LORD HUTTON: What do you say as to Mr Davies' point that it is not for the Governors to concern themselves in the details of the programme and -- I am paraphrasing what he said -- to some extent the Governors have to rely on what they are told by the management? MR SUMPTION: To some extent that is so. One accepts that if the Governors are to form a view about the facts they need assistance from the executives. But in circumstances where the Governors are considering whether a complaint against those very executives is justified or may be justified or not, it cannot be right simply to take the executives' account of matters without any underlying investigation from them. And that is, as it appears from the records that we have, precisely what happened. If the Governors had had a report, for example, from Mr Sambrook on the respects in which the notes did in fact back up what Mr Gilligan had broadcast, and all the BBC witnesses have accepted that it was essential that there should be proper support for the broadcast, if the Governors had had a note from him on that or if they had had a redacted version of the notes themselves, it is at least possible that the Governors would have appreciated what the BBC's witnesses have now accepted before your Lordship, namely that Mr Gilligan in fact went too far in his broadcasts on 29th May. That might, in turn, have led to the kind of honourable draw which the Prime Minister proposed to Mr Davies on the following day. The suggestion, as your Lordship will recall from the evidence, was that the Government should accept the BBC's good faith in broadcasting the allegations while the BBC would acknowledge that it could no longer support them. The problem was that by the time this proposal was made it was too late.

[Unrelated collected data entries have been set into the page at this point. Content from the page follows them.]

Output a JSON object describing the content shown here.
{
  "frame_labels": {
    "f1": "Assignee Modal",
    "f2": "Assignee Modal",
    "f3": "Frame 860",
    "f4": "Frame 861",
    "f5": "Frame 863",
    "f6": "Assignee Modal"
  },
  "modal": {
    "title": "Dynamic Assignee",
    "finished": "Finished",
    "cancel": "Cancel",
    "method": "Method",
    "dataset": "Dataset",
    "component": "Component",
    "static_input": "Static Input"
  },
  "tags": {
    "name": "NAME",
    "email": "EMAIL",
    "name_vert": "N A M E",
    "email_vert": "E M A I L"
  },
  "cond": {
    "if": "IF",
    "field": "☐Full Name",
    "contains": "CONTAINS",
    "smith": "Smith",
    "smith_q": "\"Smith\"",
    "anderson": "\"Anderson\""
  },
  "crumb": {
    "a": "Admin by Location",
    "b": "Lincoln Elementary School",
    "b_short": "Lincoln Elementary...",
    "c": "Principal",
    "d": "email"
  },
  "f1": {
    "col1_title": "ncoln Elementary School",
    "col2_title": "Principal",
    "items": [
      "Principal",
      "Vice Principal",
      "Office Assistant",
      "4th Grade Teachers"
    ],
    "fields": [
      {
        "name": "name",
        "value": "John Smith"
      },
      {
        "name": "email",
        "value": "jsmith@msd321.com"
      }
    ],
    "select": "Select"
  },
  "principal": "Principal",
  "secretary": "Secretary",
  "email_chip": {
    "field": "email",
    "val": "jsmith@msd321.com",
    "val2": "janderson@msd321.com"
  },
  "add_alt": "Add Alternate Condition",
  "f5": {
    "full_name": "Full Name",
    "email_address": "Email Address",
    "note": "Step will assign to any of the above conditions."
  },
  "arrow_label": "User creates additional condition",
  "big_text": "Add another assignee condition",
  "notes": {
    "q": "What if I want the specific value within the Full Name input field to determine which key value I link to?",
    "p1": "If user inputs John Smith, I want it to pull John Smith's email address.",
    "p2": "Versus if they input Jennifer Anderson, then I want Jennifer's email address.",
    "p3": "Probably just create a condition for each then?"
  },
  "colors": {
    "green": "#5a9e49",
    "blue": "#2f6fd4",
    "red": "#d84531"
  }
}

The Governors had stood up to be counted just as Mr Davies had asked them to. My Lord, I am coming to the position which arose when Dr Kelly came forward on 30th June. It is 5 to 12 and I would like to suggest to your Lordship that it is probably more sensible I should take that in one bite at 1.15 when your Lordship resumes.

LORD HUTTON: That is certainly so, Mr Sumption. I will rise now and sit again at 1.15 pm.